これらは、自分の声を重ねて録る練習に使いやすいです。一人で同じ曲を何度も歌い、録って聞きなおす。この地道なくり返しが、録音に強い声を育てます。
教える視点:録音は「声を客観的に聞く」最高の教材
録音は、教える人にとっても強い味方です。
声は、自分の耳だけでは正しく聞こえません。でも録音すれば、外から聞いた自分の声が分かります。生徒さんに自分の声を録ってもらうと、「ここがぶれている」と一緒に確かめられます。言葉だけより、ずっと伝わります。
将来、録音の指導をする道もあります。マイクの前で歌うコツを教える仕事です。歌う人を支える、たのもしい役わりです。歌う側だけが、声の道ではありません。

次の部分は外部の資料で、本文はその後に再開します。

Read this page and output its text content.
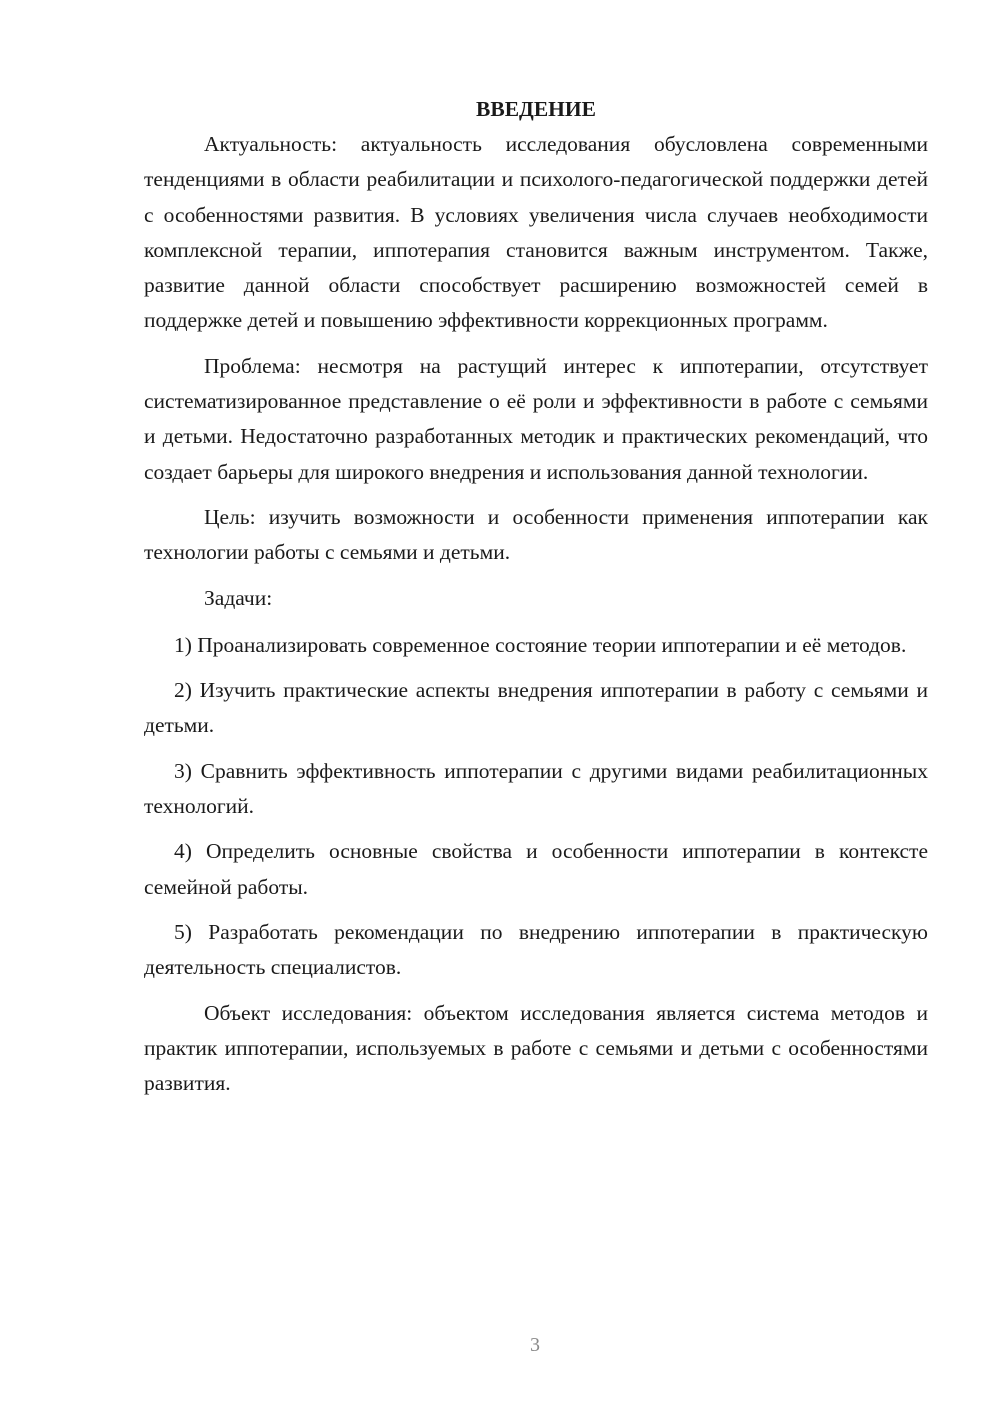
ВВЕДЕНИЕ

Актуальность: актуальность исследования обусловлена современными тенденциями в области реабилитации и психолого-педагогической поддержки детей с особенностями развития. В условиях увеличения числа случаев необходимости комплексной терапии, иппотерапия становится важным инструментом. Также, развитие данной области способствует расширению возможностей семей в поддержке детей и повышению эффективности коррекционных программ.

Проблема: несмотря на растущий интерес к иппотерапии, отсутствует систематизированное представление о её роли и эффективности в работе с семьями и детьми. Недостаточно разработанных методик и практических рекомендаций, что создает барьеры для широкого внедрения и использования данной технологии.

Цель: изучить возможности и особенности применения иппотерапии как технологии работы с семьями и детьми.

Задачи:

1) Проанализировать современное состояние теории иппотерапии и её методов.

2) Изучить практические аспекты внедрения иппотерапии в работу с семьями и детьми.

3) Сравнить эффективность иппотерапии с другими видами реабилитационных технологий.

4) Определить основные свойства и особенности иппотерапии в контексте семейной работы.

5) Разработать рекомендации по внедрению иппотерапии в практическую деятельность специалистов.

Объект исследования: объектом исследования является система методов и практик иппотерапии, используемых в работе с семьями и детьми с особенностями развития.

3
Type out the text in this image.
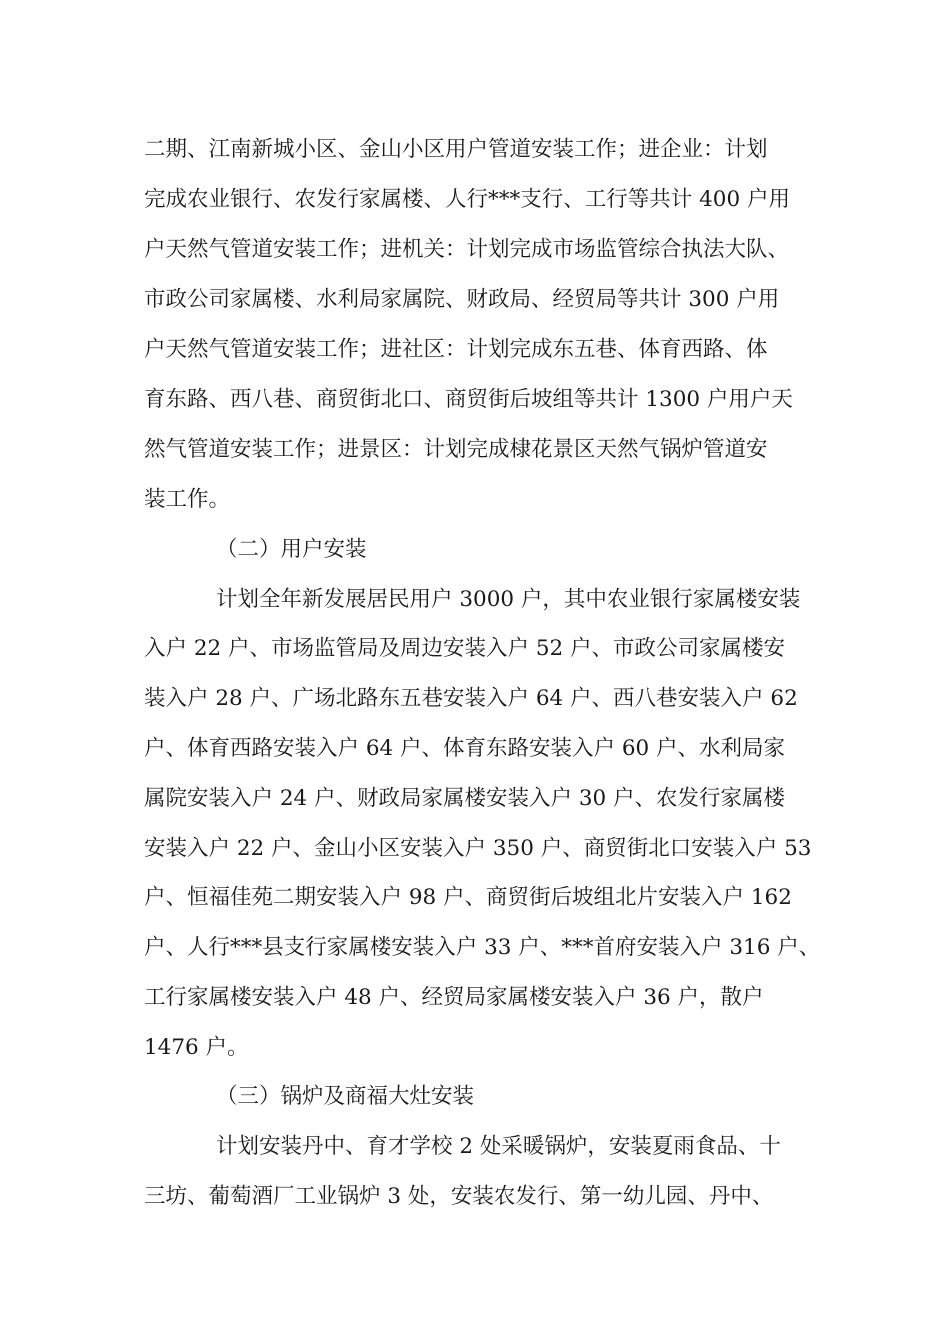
二期、江南新城小区、金山小区用户管道安装工作；进企业：计划
完成农业银行、农发行家属楼、人行***支行、工行等共计 400 户用
户天然气管道安装工作；进机关：计划完成市场监管综合执法大队、
市政公司家属楼、水利局家属院、财政局、经贸局等共计 300 户用
户天然气管道安装工作；进社区：计划完成东五巷、体育西路、体
育东路、西八巷、商贸街北口、商贸街后坡组等共计 1300 户用户天
然气管道安装工作；进景区：计划完成棣花景区天然气锅炉管道安
装工作。
（二）用户安装
计划全年新发展居民用户 3000 户，其中农业银行家属楼安装
入户 22 户、市场监管局及周边安装入户 52 户、市政公司家属楼安
装入户 28 户、广场北路东五巷安装入户 64 户、西八巷安装入户 62
户、体育西路安装入户 64 户、体育东路安装入户 60 户、水利局家
属院安装入户 24 户、财政局家属楼安装入户 30 户、农发行家属楼
安装入户 22 户、金山小区安装入户 350 户、商贸街北口安装入户 53
户、恒福佳苑二期安装入户 98 户、商贸街后坡组北片安装入户 162
户、人行***县支行家属楼安装入户 33 户、***首府安装入户 316 户、
工行家属楼安装入户 48 户、经贸局家属楼安装入户 36 户，散户
1476 户。
（三）锅炉及商福大灶安装
计划安装丹中、育才学校 2 处采暖锅炉，安装夏雨食品、十
三坊、葡萄酒厂工业锅炉 3 处，安装农发行、第一幼儿园、丹中、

なお、声を長く使うと、のどがつかれることがあります。痛(いた)みや強い不調があれば、無理をせず専門の機関へ相談してください。
自分に合う道を、ためしてみてください
ここで紹介したのは、選べる道の一つです。仕事を約束するものではありません。歌って録る側か、教えて支える側か。どちらに心がひかれるかは、人それぞれです。
自分がどの声に向いているか、適性診断で整理してみてください。今の自分に合う一歩が、見つかるはずです。
よくある質問
- 歌がとても上手でないと、録音の仕事には参加できませんか?
- 役わりによります。中心で歌う声もあれば、ハモる声や合唱の一員もあります。大切なのは、同じ声を安定して出せることです。まずは家で録音の練習から始められます。
- 練習に使う曲は、どう選べばよいですか?
- 版権が切れた曲(パブリックドメイン)が安心です。滝廉太郎の童謡やシューベルトの歌曲などです。だれでも自由に使えるので、録って聞きなおす練習に向いています。
- 歌う自信がなくても、録音に関わる道はありますか?
- あります。歌い手を支える指導の道です。録音は声を客観的に聞ける教材なので、教える場面でも役立ちます。歌う側だけが声の道ではありません。